How the creator of ‘bullet time’ for ‘The Matrix’ wants to transform the metaverse

By Chris Morris

September 08, 2022

John Gaeta has already made his mark on pop culture once. As the visual effects supervisor on The Matrix, he’s the person who created bullet time and many of that film’s other groundbreaking visuals. These days, though, he’s focused on the metaverse—and he’s hoping to make an even bigger impact.

Gaeta began transitioning away from the film world in 2008 or 2009. Like many pioneers in visual effects who explored game development and found themselves in the lab scene of Silicon Valley, he enjoys working on emerging technologies. Gaeta says he’s a storyteller at heart, though, not a technical person. And earlier this year, he joined Inworld AI as Chief Creative Officer to help the company achieve its vision of bringing artificial intelligence to virtual worlds.

Inworld, founded in July 2021, wants to make static characters more lifelike. So, for instance, when you interact with a non-player character in a game, it won’t be limited to just three or four lines of looping dialogue. Instead, using advanced AI, those characters would have unique personalities, with their own thoughts, memories, and behaviors.

Investors are backing the concept. Last month, Inworld closed on a Series A round of $50 million, led by Section 32 and Intel Capital, with additional investments from Founders Fund, Microsoft’s M12 fund, and Kleiner Perkins, among others. That brought its total funding to $70 million.

 
 

“It’s not a Turing test,” Gaeta tells Fast Company. “It’s a character test. Is this character able to surprise me? Can it make me excited? Can it tell me something I didn’t know? Can it point me in a direction that leads to the furthering of an experience? In a story rich world, success is anybody you talk to could be interesting enough to hold your attention as long as you like, and you could come back to [them] day after day.”

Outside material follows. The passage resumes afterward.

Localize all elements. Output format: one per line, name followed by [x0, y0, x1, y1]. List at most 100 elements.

For now, of course, those sorts of interactions are more likely to happen in the video game world, but they have broader potential, Gaeta says, as the metaverse begins to take shape.

“No one can predict, at the beginning, how people will use new forms,” he says. “Some people assume the metaverse is something they saw in a movie or read in a book, but in my opinion, it’s the connection between all digital things that are able to find one another. The spatial internet is going to be like games, but it’s not only going to be 3D things; it’s going to be awareness of the real world–all the smart city stuff will be part of the metaverse. All of the autonomous things we’re making for vehicles and devices and all of these things we’re building around us as we move into the future. All of those things could talk to each other and contribute to something we might default call the metaverse.”

 

Additionally, he says, virtual reality and mixed reality will be fused together. And he sees a great opportunity to create a decentralized platform where creatives can thrive.

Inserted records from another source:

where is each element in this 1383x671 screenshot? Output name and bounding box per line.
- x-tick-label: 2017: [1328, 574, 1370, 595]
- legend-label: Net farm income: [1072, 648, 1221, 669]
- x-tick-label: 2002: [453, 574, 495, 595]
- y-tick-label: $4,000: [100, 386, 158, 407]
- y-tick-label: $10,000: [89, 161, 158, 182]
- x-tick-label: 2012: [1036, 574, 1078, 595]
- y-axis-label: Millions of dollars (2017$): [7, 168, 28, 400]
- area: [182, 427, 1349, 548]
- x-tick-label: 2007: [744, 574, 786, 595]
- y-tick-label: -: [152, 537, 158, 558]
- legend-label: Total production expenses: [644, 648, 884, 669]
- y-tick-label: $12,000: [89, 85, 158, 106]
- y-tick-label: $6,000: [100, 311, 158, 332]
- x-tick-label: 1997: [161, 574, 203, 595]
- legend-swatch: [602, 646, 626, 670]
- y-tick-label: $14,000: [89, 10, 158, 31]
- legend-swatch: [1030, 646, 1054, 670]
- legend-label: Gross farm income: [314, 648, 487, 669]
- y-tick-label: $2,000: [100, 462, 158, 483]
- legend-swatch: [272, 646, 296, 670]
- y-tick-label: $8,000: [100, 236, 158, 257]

Creators, he says, will have huge opportunities to create something of high value or that others enjoy and will ideally be able to monetize that without having to depend on a large corporate presence or a bank, as is the model now for many film and game makers.

“I absolutely believe the everyday person, be they a confident creative or just some kid, should be empowered to create and own and propagate the things they make,” says Gaeta. “I think we’re in a potentially highly disruptive time where some companies—and some tech—are enabling the ability [for people] to create and prosper from their creations. I think characters and avatars are kind of the same. They’re identities. They’re personas. And they could become very attractive and popular to others, just like personalities and actors in the real world.”

 

Many of those scenarios lie in the future, though. For now, Gaeta says, the metaverse is nothing like what most people expect it to become. And that, in some ways, is what makes the potential of the metaverse so exciting.

“There’s a lot of early experimentation, but it’s not mainstream yet,” he says. “It’s a time of learning. And during this time, as it’s really still a moment of early adopter/frontier-like people who want to check this stuff out. The question is: What do you expect from a virtual world or destination? Of course, regardless of the use case, you don’t want it to essentially be a handful of frontier-like/early adopter users.”

Worlds, he says, have to be vibrant and full of life. And that’s what he’s trying to do at Inworld.

 

“I’ve been thinking about this for years,” he says. “The answer [to making worlds feel real] is to bring in characters who are capable of understanding this world and their place in it and the relationships between everyone else in there, be they human or non-human—basically, to populate worlds with thinking characters.”